Изменить размер шрифта - +

— Переодеться? Зачем?

— Затем, что мы сегодня не играем.

— Хм! — фыркнула она с надменностью чистокровной кобылицы. — Мы сегодня не играем! А кто, позвольте узнать, может нам воспрепятствовать?

— Посмотри-ка, дорогая моя, вокруг себя.

— Смотрю.

И действительно, глаза Олимпии обежали все фойе, захватив в круг, очерченный взглядом, вместе с прочими и Баньера, но не остановившись на нем, как и на других.

Тем не менее, когда эти две звезды пролетели перед послушником, каждая из них успела метнуть в него по лучу.

Один из этих лучей воспламенил ему мозг, а другой сжег дотла сердце.

— Все ли здесь? — спросил оратор.

— Ну конечно, насколько я понимаю, — небрежно ответила Олимпия.

— Посмотри хорошенько: одного из нас не хватает.

Глаза Олимпии сначала опустились к собственному корсажу, на котором она поправила что-то кружевное, а потом вновь обратились на окружающих.

— Ах, да, — сказала она. — Шанмеле не видно. А где Шанмеле?

— Спроси вот у этого господина, — посоветовал оратор. И, ухватив послушника за плечо и кисть руки, он вытянул его на середину.

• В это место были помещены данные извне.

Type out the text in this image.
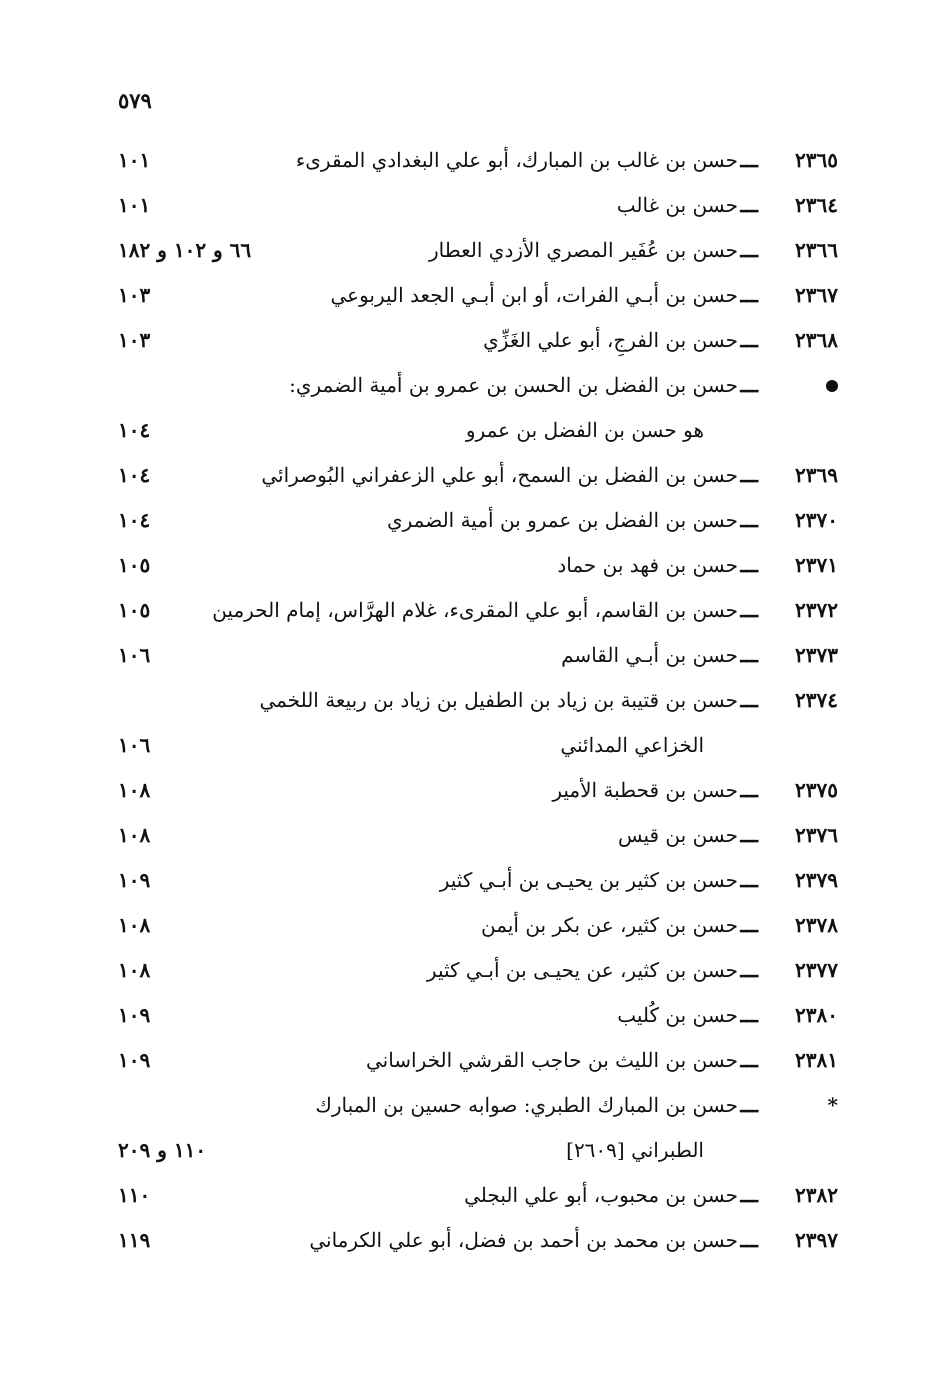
٥٧٩
٢٣٦٥
ـــ
حسن بن غالب بن المبارك، أبو علي البغدادي المقرىء
١٠١
٢٣٦٤
ـــ
حسن بن غالب
١٠١
٢٣٦٦
ـــ
حسن بن عُفَير المصري الأزدي العطار
٦٦ و ١٠٢ و ١٨٢
٢٣٦٧
ـــ
حسن بن أبـي الفرات، أو ابن أبـي الجعد اليربوعي
١٠٣
٢٣٦٨
ـــ
حسن بن الفرجِ، أبو علي الغَزِّي
١٠٣
ـــ
حسن بن الفضل بن الحسن بن عمرو بن أمية الضمري:
هو حسن بن الفضل بن عمرو
١٠٤
٢٣٦٩
ـــ
حسن بن الفضل بن السمح، أبو علي الزعفراني البُوصرائي
١٠٤
٢٣٧٠
ـــ
حسن بن الفضل بن عمرو بن أمية الضمري
١٠٤
٢٣٧١
ـــ
حسن بن فهد بن حماد
١٠٥
٢٣٧٢
ـــ
حسن بن القاسم، أبو علي المقرىء، غلام الهرَّاس، إمام الحرمين
١٠٥
٢٣٧٣
ـــ
حسن بن أبـي القاسم
١٠٦
٢٣٧٤
ـــ
حسن بن قتيبة بن زياد بن الطفيل بن زياد بن ربيعة اللخمي
الخزاعي المدائني
١٠٦
٢٣٧٥
ـــ
حسن بن قحطبة الأمير
١٠٨
٢٣٧٦
ـــ
حسن بن قيس
١٠٨
٢٣٧٩
ـــ
حسن بن كثير بن يحيـى بن أبـي كثير
١٠٩
٢٣٧٨
ـــ
حسن بن كثير، عن بكر بن أيمن
١٠٨
٢٣٧٧
ـــ
حسن بن كثير، عن يحيـى بن أبـي كثير
١٠٨
٢٣٨٠
ـــ
حسن بن كُليب
١٠٩
٢٣٨١
ـــ
حسن بن الليث بن حاجب القرشي الخراساني
١٠٩
*
ـــ
حسن بن المبارك الطبري: صوابه حسين بن المبارك
الطبراني [٢٦٠٩]
١١٠ و ٢٠٩
٢٣٨٢
ـــ
حسن بن محبوب، أبو علي البجلي
١١٠
٢٣٩٧
ـــ
حسن بن محمد بن أحمد بن فضل، أبو علي الكرماني
١١٩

Любопытное предстало зрелище: воспитанник иезуитов в черной засаленной сутане стоял перед сияющей золотом и белизной царицей.

Губы юноши задрожали, но тщетно: он не мог выдавить из себя ни слова.

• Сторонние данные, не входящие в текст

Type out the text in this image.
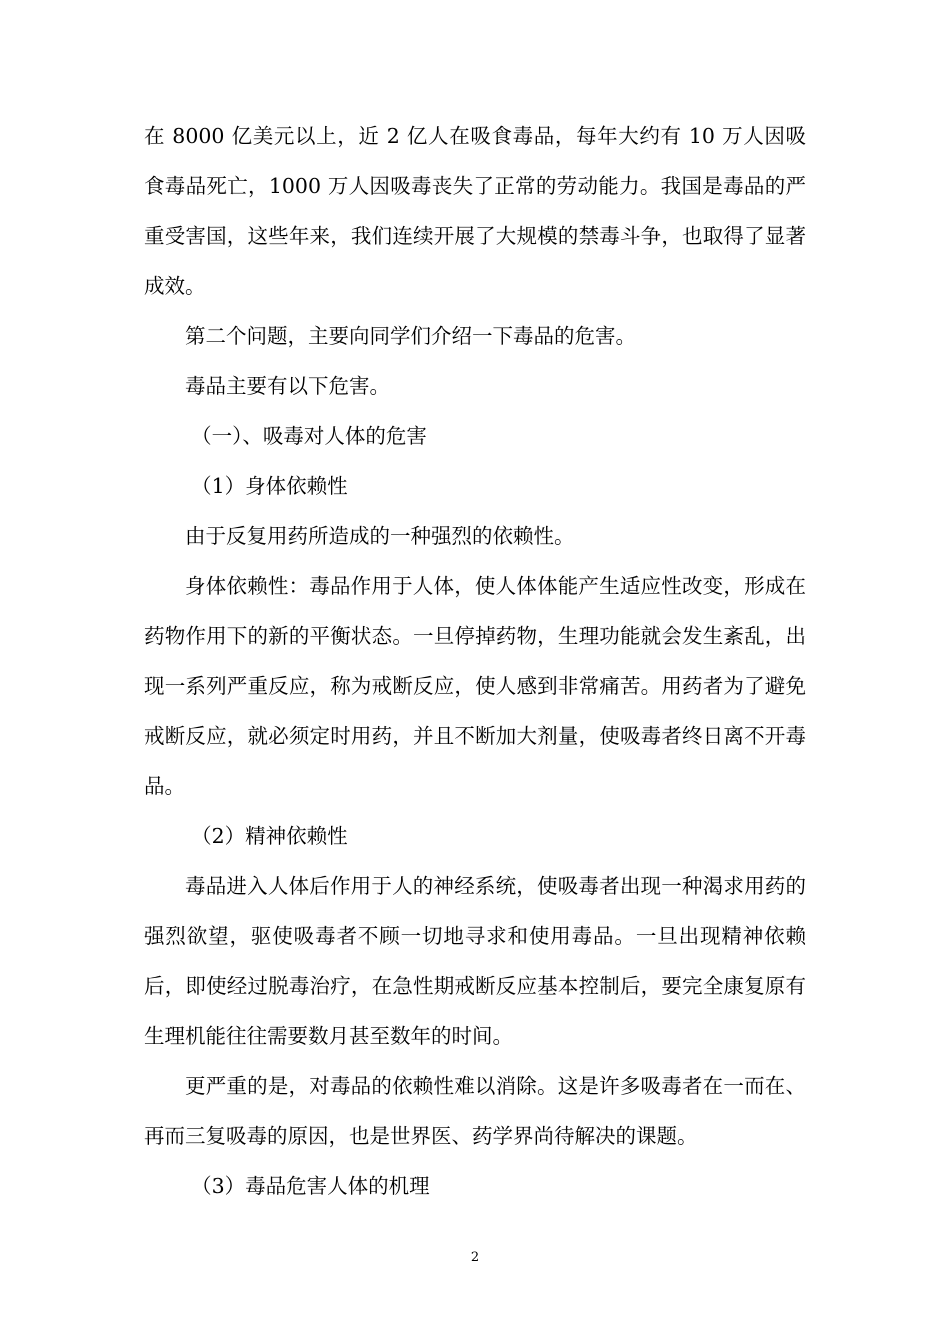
在 8000 亿美元以上，近 2 亿人在吸食毒品，每年大约有 10 万人因吸食毒品死亡，1000 万人因吸毒丧失了正常的劳动能力。我国是毒品的严重受害国，这些年来，我们连续开展了大规模的禁毒斗争，也取得了显著成效。

第二个问题，主要向同学们介绍一下毒品的危害。

毒品主要有以下危害。

（一）、吸毒对人体的危害

（1）身体依赖性

由于反复用药所造成的一种强烈的依赖性。

身体依赖性：毒品作用于人体，使人体体能产生适应性改变，形成在药物作用下的新的平衡状态。一旦停掉药物，生理功能就会发生紊乱，出现一系列严重反应，称为戒断反应，使人感到非常痛苦。用药者为了避免戒断反应，就必须定时用药，并且不断加大剂量，使吸毒者终日离不开毒品。

（2）精神依赖性

毒品进入人体后作用于人的神经系统，使吸毒者出现一种渴求用药的强烈欲望，驱使吸毒者不顾一切地寻求和使用毒品。一旦出现精神依赖后，即使经过脱毒治疗，在急性期戒断反应基本控制后，要完全康复原有生理机能往往需要数月甚至数年的时间。

更严重的是，对毒品的依赖性难以消除。这是许多吸毒者在一而在、再而三复吸毒的原因，也是世界医、药学界尚待解决的课题。

（3）毒品危害人体的机理

2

— Ну же, смелее, сударь, говорите! — повелительно окликнула его Олимпия.

Но взгляд ее заворожил Баньера.

— Сударыня, — пролепетал он, и лицо его из багрового сделалось бледнее самой смерти, — сударыня, простите меня: я всего лишь бедный монастырский школяр, и мне непривычно видеть то, что я вижу сейчас.

Оратор в нескольких словах ввел ее в существо дела.

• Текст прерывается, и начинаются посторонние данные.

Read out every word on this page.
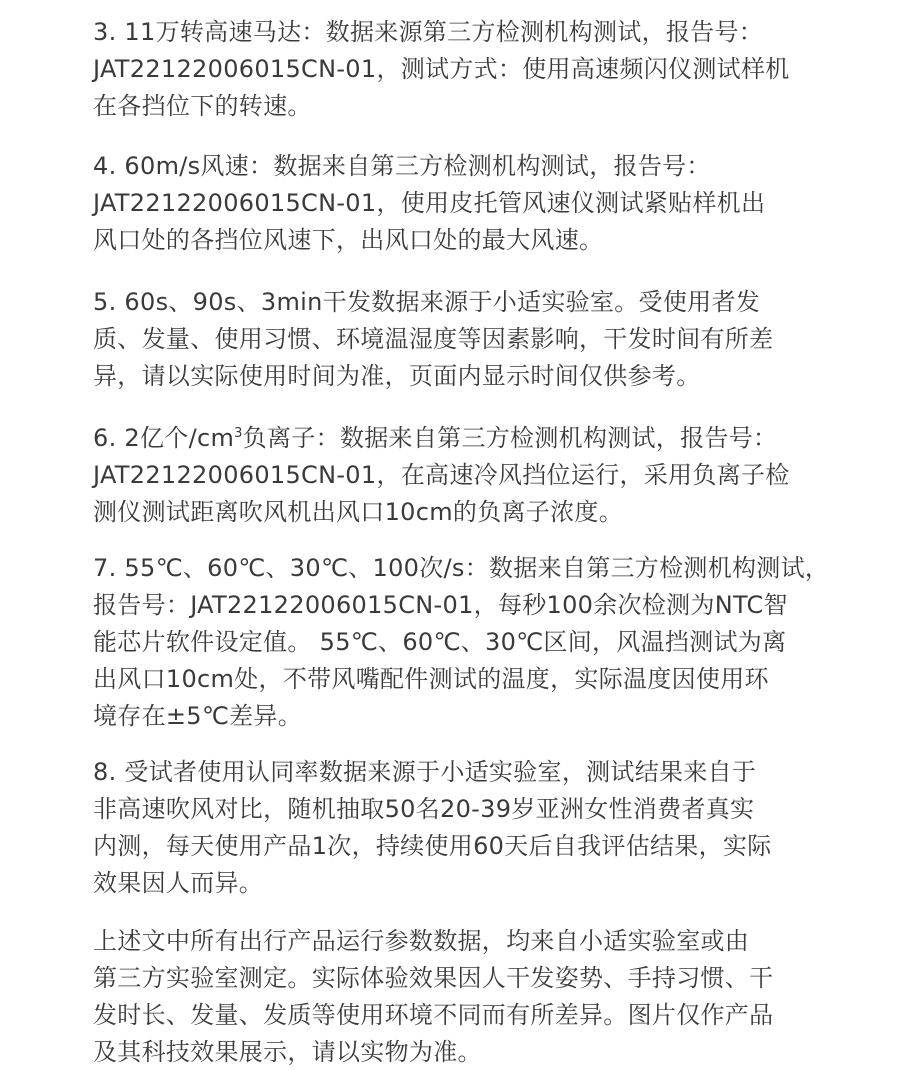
3. 11万转高速马达：数据来源第三方检测机构测试，报告号：
JAT22122006015CN-01，测试方式：使用高速频闪仪测试样机
在各挡位下的转速。

4. 60m/s风速：数据来自第三方检测机构测试，报告号：
JAT22122006015CN-01，使用皮托管风速仪测试紧贴样机出
风口处的各挡位风速下，出风口处的最大风速。

5. 60s、90s、3min干发数据来源于小适实验室。受使用者发
质、发量、使用习惯、环境温湿度等因素影响，干发时间有所差
异，请以实际使用时间为准，页面内显示时间仅供参考。

6. 2亿个$/cm^3$负离子：数据来自第三方检测机构测试，报告号：
JAT22122006015CN-01，在高速冷风挡位运行，采用负离子检
测仪测试距离吹风机出风口10cm的负离子浓度。

7. 55℃、60℃、30℃、100次/s：数据来自第三方检测机构测试，
报告号：JAT22122006015CN-01，每秒100余次检测为NTC智
能芯片软件设定值。 55℃、60℃、30℃区间，风温挡测试为离
出风口10cm处，不带风嘴配件测试的温度，实际温度因使用环
境存在±5℃差异。

8. 受试者使用认同率数据来源于小适实验室，测试结果来自于
非高速吹风对比，随机抽取50名20-39岁亚洲女性消费者真实
内测，每天使用产品1次，持续使用60天后自我评估结果，实际
效果因人而异。

上述文中所有出行产品运行参数数据，均来自小适实验室或由
第三方实验室测定。实际体验效果因人干发姿势、手持习惯、干
发时长、发量、发质等使用环境不同而有所差异。图片仅作产品
及其科技效果展示，请以实物为准。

— Неужели все, что мне рассказывают тут, правда? — произнесла Олимпия.

— Спроси у этого господина, — повторил оратор.

Она обернулась к Баньеру и вопросительно обратила на него свой царственный взор.

— Все это правда, — склонившись, отвечал Баньер, словно именно его отягощала вина Шанмеле.

Некоторое время Олимпия, нахмурив брови, в задумчивости молчала, продолжая рассеянно смотреть на послушника.

Затем, вне себя от раздражения, она закричала:

— Так нет же, нет, уход Шанмеле не должен, не может сорвать спектакль! Тут все с удивлением повернулись к ней.

— Нет! — упрямо повторила она. — Нет! Это совершенно невозможно, чтобы я не играла сегодня! И я буду играть!

— В одиночестве? — осведомился оратор.

— Но, насколько понимаю, нам недостает только Шанмеле?

— И этого вполне достаточно. Кто сыграет Ирода?

— Ну, если потребуется…

— Что?

— Кто-нибудь прочтет его роль.

— Читать по бумажке роль на премьере? Это же недопустимо!

— Но, послушайте, послушайте! — не сдавалась Олимпия. — У нас мало времени. Публика ждет и начинает терять терпение.

— И все же, — зашептали вокруг актеры, — нельзя читать по бумажке такую важную роль. Если объявить публике, что роль Ирода будут читать, она потребует назад деньги.

— Но мне необходимо сегодня вечером играть! — воскликнула Олимпия.

— Почему бы не сделать объявление перед началом? Почему не сказать, что актеру стало дурно? Так мы выиграли бы с полчаса, а за это время можно пуститься на поиски и отловить нашего проклятого святошу; мы бы притащили его сюда силком, даже если придется скрутить его по рукам и ногам, переодели бы его, желает он того или нет, и выпихнули на сцену… Ну, не упрямьтесь же! Объявление, объявление!

— А если его не поймают? — робко спросил чей-то голос.